LG Rollable Teardown Reveals Fatal Hardware Flaws
iFixit's teardown of LG's 2021 rollable phone prototype uncovers jamming motors, fragile mechanisms, and high costs that prevented its release. The analysis explains persistent barriers to commercial rollable smartphones, tempering hype around flexible displays amid foldable dominance.

LG poured years into this 6.8-inch device, which expanded to 7.4 inches via a motorized flexible OLED panel. The teardown highlights the motor's vulnerability: a tiny stepper jammed by debris or wear, halting the roll entirely. LG even included a manual override string, a desperate hack underscoring production unreadiness.
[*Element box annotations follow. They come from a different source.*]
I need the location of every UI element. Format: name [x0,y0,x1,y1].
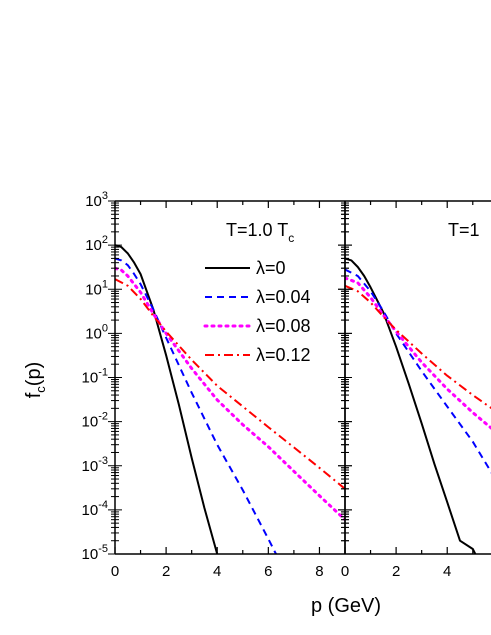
y-tick-label: 10-1 [82,367,108,387]
x-tick-label: 4 [443,563,451,580]
series-line-panel-2---0.08 [345,276,491,430]
y-tick-label: 102 [85,234,108,254]
x-tick-label: 8 [315,563,323,580]
y-axis-title-sub: c [33,386,48,393]
y-tick-label: 101 [85,278,108,298]
legend-entry-lambda-0: λ=0 [205,258,286,278]
series-line-panel-2---0.04 [345,268,491,474]
x-axis-title: p (GeV) [311,595,381,617]
series-line-panel-2---0.12 [345,284,491,410]
x-tick-label: 6 [264,563,272,580]
panel-1-series [115,244,345,554]
legend-label-lambda-0.04: λ=0.04 [256,287,311,307]
legend-label-lambda-0.08: λ=0.08 [256,316,311,336]
panel-2-title-main: T=1 [448,220,480,240]
legend-entry-lambda-0.12: λ=0.12 [205,345,311,365]
x-tick-label: 2 [392,563,400,580]
y-tick-label: 10-3 [82,455,108,475]
y-tick-label: 10-5 [82,543,108,563]
y-axis-title: fc(p) [23,362,48,399]
x-tick-label: 0 [341,563,349,580]
series-line-panel-1---0.08 [115,266,345,522]
legend: λ=0 λ=0.04 λ=0.08 λ=0.12 [203,258,311,365]
legend-entry-lambda-0.08: λ=0.08 [203,316,311,336]
panel-2-series [345,257,491,554]
panel-1-title: T=1.0 Tc [226,220,294,245]
legend-entry-lambda-0.04: λ=0.04 [205,287,311,307]
x-tick-label: 0 [111,563,119,580]
series-line-panel-1---0.12 [115,278,345,490]
y-axis-title-tail: (p) [23,362,45,386]
series-line-panel-1---0 [115,244,219,554]
x-tick-label: 2 [162,563,170,580]
legend-label-lambda-0: λ=0 [256,258,286,278]
series-line-panel-1---0.04 [115,257,277,554]
y-axis-title-main: f [23,392,45,398]
y-tick-label: 10-4 [82,499,108,519]
y-tick-label: 103 [85,190,108,210]
panel-1-title-main: T=1.0 T [226,220,288,240]
series-line-panel-2---0 [345,257,477,554]
panel-2-title: T=1 [448,220,480,240]
panel-1-title-sub: c [288,231,294,245]
x-tick-label: 4 [213,563,221,580]
legend-label-lambda-0.12: λ=0.12 [256,345,311,365]
y-tick-label: 10-2 [82,411,108,431]
y-tick-label: 100 [85,322,108,342]
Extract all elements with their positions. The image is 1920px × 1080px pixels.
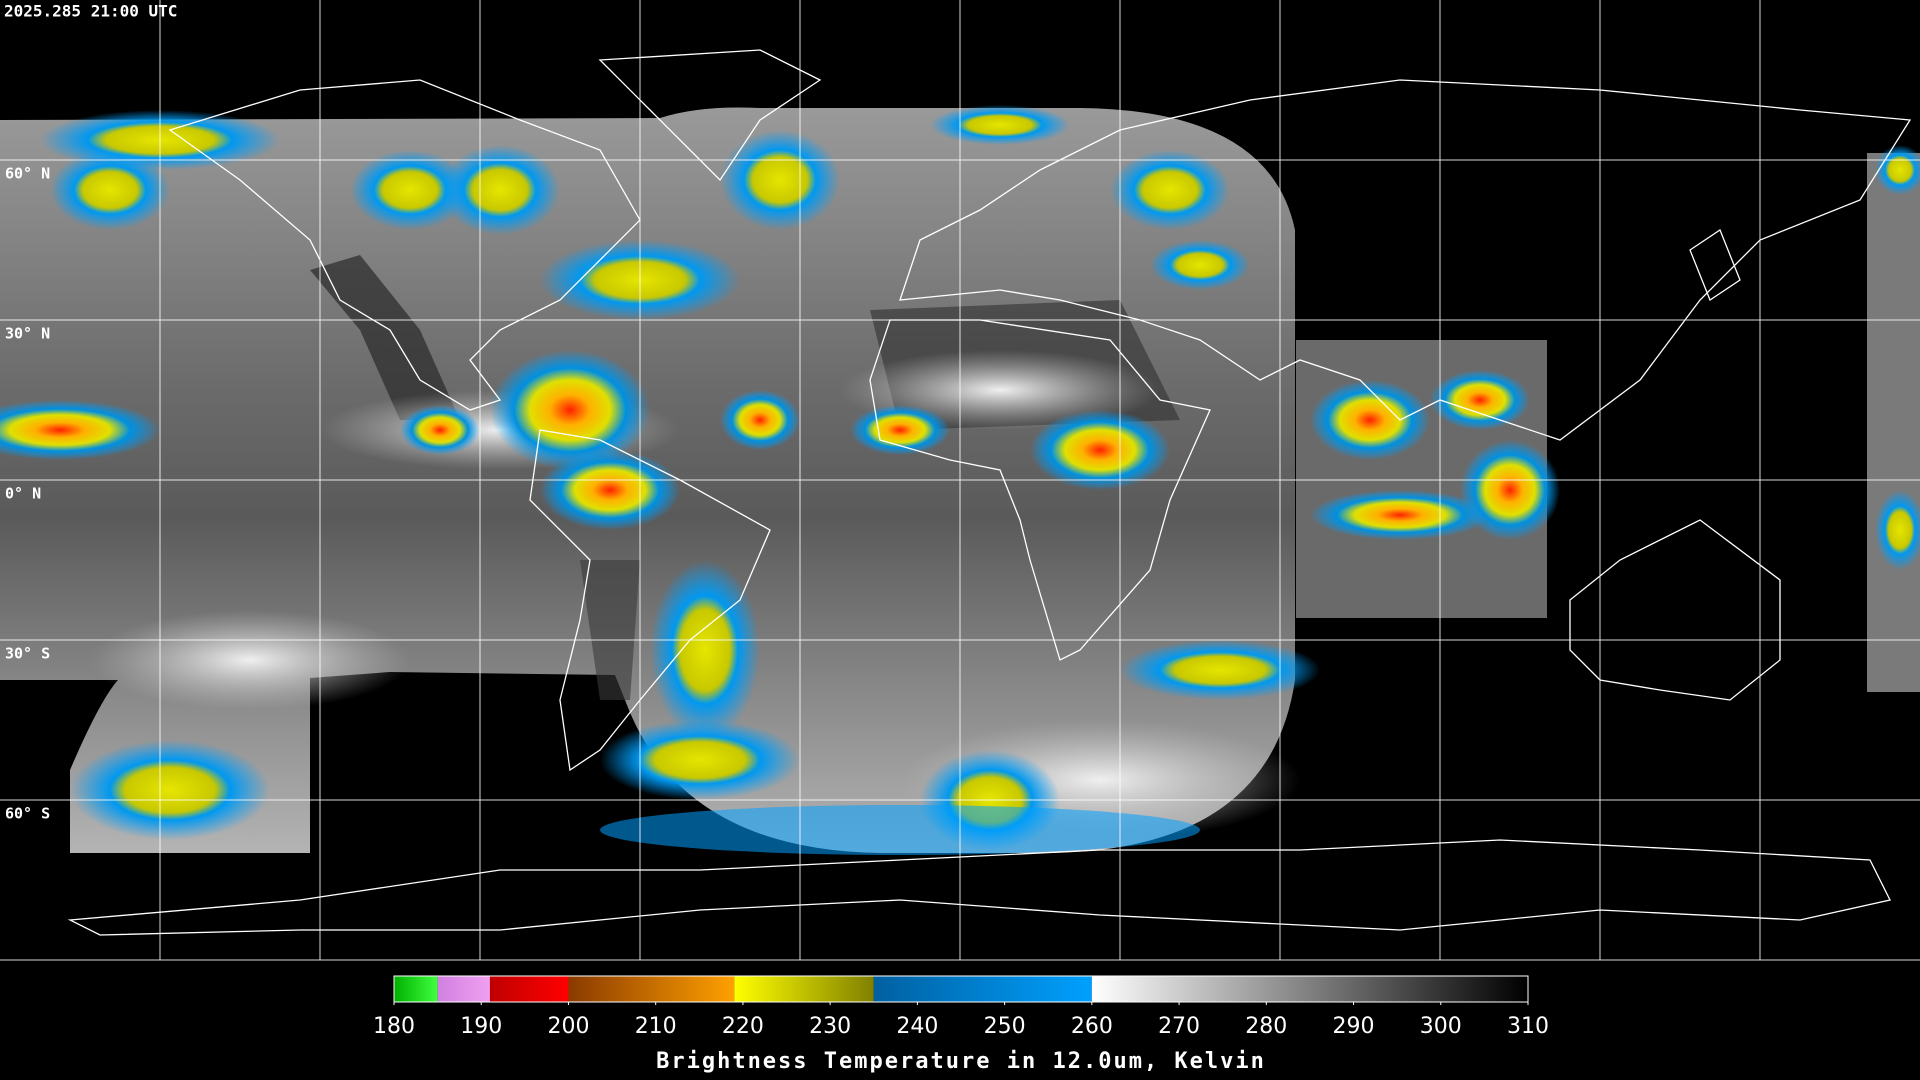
colorbar-tick-label: 230 <box>809 1014 851 1039</box>
colorbar-segment <box>437 976 490 1002</box>
coastline-south-america <box>529 429 771 772</box>
colorbar-segment <box>394 976 438 1002</box>
colorbar-tick-label: 250 <box>984 1014 1026 1039</box>
colorbar-tick-label: 220 <box>722 1014 764 1039</box>
imagery-pacific <box>1867 153 1920 692</box>
colorbar-tick-label: 280 <box>1245 1014 1287 1039</box>
latitude-label: 30° N <box>5 325 50 343</box>
timestamp: 2025.285 21:00 UTC <box>4 2 177 21</box>
colorbar-segment <box>489 976 569 1002</box>
coastline-eurasia <box>899 79 1912 441</box>
colorbar-tick-label: 180 <box>373 1014 415 1039</box>
latitude-label: 30° S <box>5 645 50 663</box>
latitude-label: 0° N <box>5 485 41 503</box>
coastline-australia <box>1569 519 1781 701</box>
colorbar-tick-label: 310 <box>1507 1014 1549 1039</box>
colorbar-tick-label: 270 <box>1158 1014 1200 1039</box>
coastline-north-america <box>168 79 641 411</box>
colorbar-tick-label: 290 <box>1333 1014 1375 1039</box>
latitude-label: 60° N <box>5 165 50 183</box>
latitude-label: 60° S <box>5 805 50 823</box>
coastline-antarctica <box>67 839 1891 936</box>
dark-band <box>580 560 640 700</box>
graticule <box>0 0 1920 961</box>
coastlines <box>67 49 1912 936</box>
coastline-africa <box>869 319 1211 661</box>
colorbar: 180 190 200 210 220 230 240 250 260 270 280 290 300 3… <box>373 975 1549 1039</box>
colorbar-segment <box>873 976 1092 1002</box>
colorbar-tick-label: 190 <box>460 1014 502 1039</box>
colorbar-frame <box>393 975 1529 1003</box>
dark-band <box>310 255 460 420</box>
colorbar-segment <box>1091 976 1528 1002</box>
colorbar-tick-label: 200 <box>547 1014 589 1039</box>
colorbar-segment <box>568 976 735 1002</box>
latitude-labels: 60° N 30° N 0° N 30° S 60° S <box>5 165 50 823</box>
colorbar-tick-label: 260 <box>1071 1014 1113 1039</box>
colorbar-segment <box>734 976 874 1002</box>
coastline-japan <box>1689 229 1741 301</box>
colorbar-tick-label: 210 <box>635 1014 677 1039</box>
colorbar-tick-label: 240 <box>896 1014 938 1039</box>
colorbar-label: Brightness Temperature in 12.0um, Kelvin <box>656 1049 1266 1074</box>
coastline-greenland <box>598 49 822 182</box>
colorbar-tick-label: 300 <box>1420 1014 1462 1039</box>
These findings arrive as foldables dominate premium Android sales, with Samsung shipping over 10 million Galaxy Z units last year. Rollables promised smoother expansion without creases, but the teardown's X-rays show motor housings warping under torque and batteries squeezed into awkward spaces, compromising capacity and safety.
Cost compounds the problem. LG's prototype demanded custom actuators and reinforced hinges priced beyond mass-market viability—estimates pegged retail at $2,000-plus. No wonder LG abandoned phones altogether in 2021, folding the tech into TVs instead.
Samsung and Motorola toy with rollables in patents, but this teardown serves as a stark warning. Durability tests showed the screen delaminating after 100,000 cycles, far short of foldable benchmarks. Without breakthroughs in nanomaterials or piezoelectrics, rollables risk remaining lab curiosities.
The industry shifts toward tri-fold designs and ultra-thin glass. LG's relic proves form-factor innovation demands ruthless engineering trade-offs—prioritizing reliability over novelty. Expect rollables to stay shelved until costs halve and jams become history.